Il faut dire qu’ils ne font pas les choses à moitié, avec l’installation d’un grand chapiteau, de tapis sur le sol et tout un tas d’autres décors. A l’extérieur, un nuage de 2 roues garés. A l’intérieur, une nuée de Balinais habillés en tenu traditionnelle.
Un attroupement difficile à manquer.
Sarong blanc immaculé pour les hommes, de couleurs pour les femmes.
Un code de couleur que les enfants respectent également !
Impossible de résister à ces petits bouts de cul tirés à 4 épingles !
Ces derniers sont d’ailleurs au centre de la cérémonie de ce soir me semble t’il.
Tous assis sur un tapis vert, assistant à la danse envoûtante d’un homme grimé en divinité portant un masque et une tenue haute en couleur.
Pour rythmer sa chorégraphie frénétique et désarticulée, il est accompagné d’un véritable orchestre, appelé gamelan, jouant sur des instruments de musique traditionnels.
Je n’ai ainsi pas pu assister à un spectacle de danse à Ubud, mais j’aurais réussi à être témoin d’une cérémonie tout aussi lyrique ! Par le plus grand des hasards, dans la nuit moite de Bali, au plein milieu d’une rue.
Je sens mes dernier jours sur cette île arriver et je commence de plus en plus à savourer cette culture si singulière, où les rites religieux sont multiples et débordent d’énergie positive.
Mes derniers jours sur Ubud furent sous le signe de la farniente, profitant des petits plaisirs simple de cette ville, mais également de la gentillesse des locaux.
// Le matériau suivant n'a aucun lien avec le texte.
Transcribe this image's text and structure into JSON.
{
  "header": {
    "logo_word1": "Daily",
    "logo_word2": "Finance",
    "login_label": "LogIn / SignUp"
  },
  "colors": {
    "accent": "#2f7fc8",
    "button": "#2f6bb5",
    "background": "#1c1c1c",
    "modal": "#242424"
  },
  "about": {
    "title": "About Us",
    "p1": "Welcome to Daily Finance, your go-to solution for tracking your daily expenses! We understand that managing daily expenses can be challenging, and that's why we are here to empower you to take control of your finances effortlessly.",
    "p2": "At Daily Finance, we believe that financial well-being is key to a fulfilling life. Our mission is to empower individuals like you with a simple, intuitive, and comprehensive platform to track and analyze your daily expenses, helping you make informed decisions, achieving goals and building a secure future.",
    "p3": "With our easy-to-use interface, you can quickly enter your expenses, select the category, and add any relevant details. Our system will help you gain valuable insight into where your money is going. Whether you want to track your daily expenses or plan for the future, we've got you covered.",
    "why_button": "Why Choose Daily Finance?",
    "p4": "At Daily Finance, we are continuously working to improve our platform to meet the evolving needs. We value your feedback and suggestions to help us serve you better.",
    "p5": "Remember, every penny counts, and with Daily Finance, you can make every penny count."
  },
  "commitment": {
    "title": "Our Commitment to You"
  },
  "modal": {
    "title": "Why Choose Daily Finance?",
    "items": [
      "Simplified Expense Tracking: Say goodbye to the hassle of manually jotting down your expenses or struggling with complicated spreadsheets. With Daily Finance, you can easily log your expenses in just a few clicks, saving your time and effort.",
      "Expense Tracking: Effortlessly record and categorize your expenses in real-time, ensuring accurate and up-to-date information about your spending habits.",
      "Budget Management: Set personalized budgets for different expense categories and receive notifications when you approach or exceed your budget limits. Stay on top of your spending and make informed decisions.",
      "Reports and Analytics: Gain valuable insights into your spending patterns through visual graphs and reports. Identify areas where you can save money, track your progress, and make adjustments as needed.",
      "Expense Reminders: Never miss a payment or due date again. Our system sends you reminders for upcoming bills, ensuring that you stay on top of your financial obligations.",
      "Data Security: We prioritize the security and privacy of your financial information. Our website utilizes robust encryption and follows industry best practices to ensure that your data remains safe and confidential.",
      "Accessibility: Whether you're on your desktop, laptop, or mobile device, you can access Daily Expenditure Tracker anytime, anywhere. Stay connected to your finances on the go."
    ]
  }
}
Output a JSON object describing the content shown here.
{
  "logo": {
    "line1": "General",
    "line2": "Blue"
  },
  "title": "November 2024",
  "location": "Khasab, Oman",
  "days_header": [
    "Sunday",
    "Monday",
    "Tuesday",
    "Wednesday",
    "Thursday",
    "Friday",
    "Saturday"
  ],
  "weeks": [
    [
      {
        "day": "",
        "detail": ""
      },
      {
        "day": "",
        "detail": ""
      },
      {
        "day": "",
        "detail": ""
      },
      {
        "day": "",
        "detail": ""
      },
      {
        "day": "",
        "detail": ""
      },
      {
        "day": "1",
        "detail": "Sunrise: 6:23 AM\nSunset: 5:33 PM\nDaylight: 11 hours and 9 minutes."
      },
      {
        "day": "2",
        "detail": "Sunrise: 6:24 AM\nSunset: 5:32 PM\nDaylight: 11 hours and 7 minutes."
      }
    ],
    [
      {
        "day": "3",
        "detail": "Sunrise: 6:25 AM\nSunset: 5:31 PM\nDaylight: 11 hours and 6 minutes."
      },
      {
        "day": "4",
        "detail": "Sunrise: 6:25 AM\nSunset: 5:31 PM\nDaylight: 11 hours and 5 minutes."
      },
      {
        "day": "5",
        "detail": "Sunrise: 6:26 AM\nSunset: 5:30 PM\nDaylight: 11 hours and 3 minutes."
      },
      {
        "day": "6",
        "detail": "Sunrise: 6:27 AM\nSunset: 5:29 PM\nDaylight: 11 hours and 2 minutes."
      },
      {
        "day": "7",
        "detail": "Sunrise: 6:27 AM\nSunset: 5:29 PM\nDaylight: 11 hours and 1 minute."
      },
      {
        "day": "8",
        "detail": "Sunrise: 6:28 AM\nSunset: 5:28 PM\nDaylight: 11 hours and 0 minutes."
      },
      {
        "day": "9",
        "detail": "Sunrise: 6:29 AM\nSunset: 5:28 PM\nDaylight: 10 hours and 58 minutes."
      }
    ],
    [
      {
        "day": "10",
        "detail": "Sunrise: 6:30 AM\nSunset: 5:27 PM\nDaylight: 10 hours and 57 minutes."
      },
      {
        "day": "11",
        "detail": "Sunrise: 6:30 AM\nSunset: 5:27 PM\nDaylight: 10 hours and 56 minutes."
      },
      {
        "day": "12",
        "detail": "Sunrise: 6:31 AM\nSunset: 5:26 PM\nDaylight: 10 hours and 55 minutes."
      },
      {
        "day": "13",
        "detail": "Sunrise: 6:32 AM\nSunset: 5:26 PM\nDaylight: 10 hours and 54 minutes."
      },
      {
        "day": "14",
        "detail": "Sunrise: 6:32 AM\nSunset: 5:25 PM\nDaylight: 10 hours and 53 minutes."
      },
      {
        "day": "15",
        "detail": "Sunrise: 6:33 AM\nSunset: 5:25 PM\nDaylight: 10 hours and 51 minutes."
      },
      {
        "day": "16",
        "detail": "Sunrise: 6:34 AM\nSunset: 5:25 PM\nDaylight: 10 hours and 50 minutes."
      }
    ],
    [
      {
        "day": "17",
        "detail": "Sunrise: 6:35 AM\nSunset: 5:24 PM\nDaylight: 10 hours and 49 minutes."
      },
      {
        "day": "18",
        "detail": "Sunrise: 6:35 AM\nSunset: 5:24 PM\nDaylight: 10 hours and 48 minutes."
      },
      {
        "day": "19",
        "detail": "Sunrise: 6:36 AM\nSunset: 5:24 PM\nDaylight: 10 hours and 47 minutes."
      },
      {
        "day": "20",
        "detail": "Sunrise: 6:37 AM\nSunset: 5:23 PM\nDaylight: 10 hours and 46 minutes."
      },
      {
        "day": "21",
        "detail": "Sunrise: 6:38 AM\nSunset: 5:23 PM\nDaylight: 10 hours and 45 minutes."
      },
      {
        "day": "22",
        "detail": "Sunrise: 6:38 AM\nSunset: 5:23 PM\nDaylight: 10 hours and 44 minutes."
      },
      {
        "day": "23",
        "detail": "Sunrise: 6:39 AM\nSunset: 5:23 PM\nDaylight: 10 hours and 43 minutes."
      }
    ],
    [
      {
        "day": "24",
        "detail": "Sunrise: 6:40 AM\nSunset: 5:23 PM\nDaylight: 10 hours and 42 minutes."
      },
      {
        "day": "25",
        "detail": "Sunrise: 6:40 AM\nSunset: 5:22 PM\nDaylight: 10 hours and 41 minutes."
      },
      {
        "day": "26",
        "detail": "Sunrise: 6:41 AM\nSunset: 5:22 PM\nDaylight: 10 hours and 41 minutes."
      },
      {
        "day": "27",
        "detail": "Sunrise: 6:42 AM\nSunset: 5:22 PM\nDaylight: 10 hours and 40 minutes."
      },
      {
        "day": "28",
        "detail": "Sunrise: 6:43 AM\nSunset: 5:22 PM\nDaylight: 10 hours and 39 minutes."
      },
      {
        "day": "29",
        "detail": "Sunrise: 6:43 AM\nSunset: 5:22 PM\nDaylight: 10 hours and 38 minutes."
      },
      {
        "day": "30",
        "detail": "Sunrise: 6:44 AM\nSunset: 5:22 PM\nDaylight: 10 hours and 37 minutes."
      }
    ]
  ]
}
Comme le père de la famille de mon accommodation.
Ce dernier, comme sa femme, a la bonne humeur communicative.
Je lui demanderais lui aussi s’il pouvait m’arranger une randonnée nocturne sur le mont Agung. Mais comme pour mon premier hôte dans cette ville, jamais assez de candidats se sont manifestés pour organiser cette expédition.
Deux jours avant mon vol pour Singapour, je décide de me rapprocher de l’aéroport et donc de prendre un bus pour Kuta. Retour à la case départ ! Je pousserais même le vice à booker mes dernières nuits au même hôtel où j’avais passé mes premières. Ce n’est pas byzance mais cela reste tout à fait correct, et ainsi au moins je saurais où je met les pieds !
J’avais une réelle curiosité et excitation à l’idée de retourner dans ce bouillonnant district.
Après le tel choc que j’ai reçu en arrivant, je me demandais bien si j’avais passé un cap ou non.
Ubud est une chose, Kuta en est une autre…
Mais fort heureusement, de nouveau choc, il n’y en a pas eu.
Et par choc, je parle bien de choc culturel.
Arrivant enfin à comprendre ce qu’il m’était arrivé.
Tellement de choses vous tombe dessus une fois vos pieds posés en Asie du Sud-Est.
La chaleur lourde et étouffante qui met votre organisme et votre motivation à rude épreuve.
Le taux de change de la monnaie que vous devez assimiler.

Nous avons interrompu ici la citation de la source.